Now that those supply issues have been solved, there's no real reason to be wary of them. They make an incredible product at a fantastic price.
I have two rpi4 running 0/24 for more than 4 years. Get quality SD card and you are golden. I would avoid it if you need to connect multiple USB drives, but seems like you are fine with SD only. I have no experience with pi 5 or any alternative brand
I've had an RPI3 running for 7+ years (currently running Home Assistant on it). Still uses the original SD card that shipped with it, too. These things are durable and reliable as hell, as far as I'm concerned.
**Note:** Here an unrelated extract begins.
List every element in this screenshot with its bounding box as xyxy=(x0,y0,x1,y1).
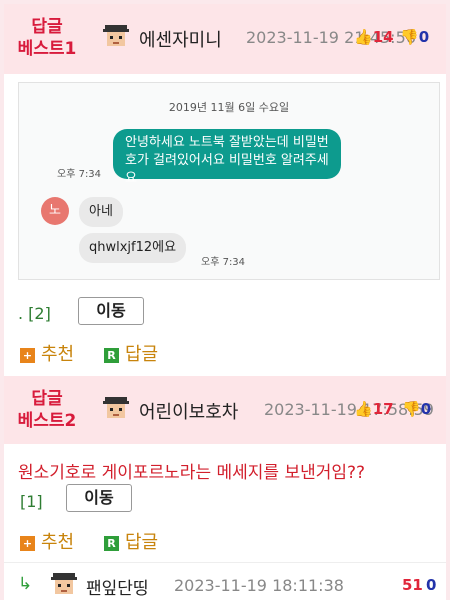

I had a 2-disk mirror hooked to the USB 3 ports. I think it did >200MB/s per disk prior to mirroring and the mirror speeds were similar. It only really started dragging itself when I put disk encryption on top. I think it used to do 80-90MB/s. Exposed it via NFS and it ran it as NAS for an active Plex server for a couple of years. The Pi 4 is still alive, now on another duty. 🫠
Short answer: no
We've used a couple of different Pis and a couple of different Odroids. The Odroids have been excellent and trouble free, the Pis not so much. Initially we got a Pi because we thought with the bigger community and better software support it would be easier to troubleshoot issues. Except that they have been regular problems that we haven't always been able to work around or fix. One of them got relegated to a retro game 'console' because it was more trouble than it was worth. We've had little issues with the Odroids that wasn't easily sorted.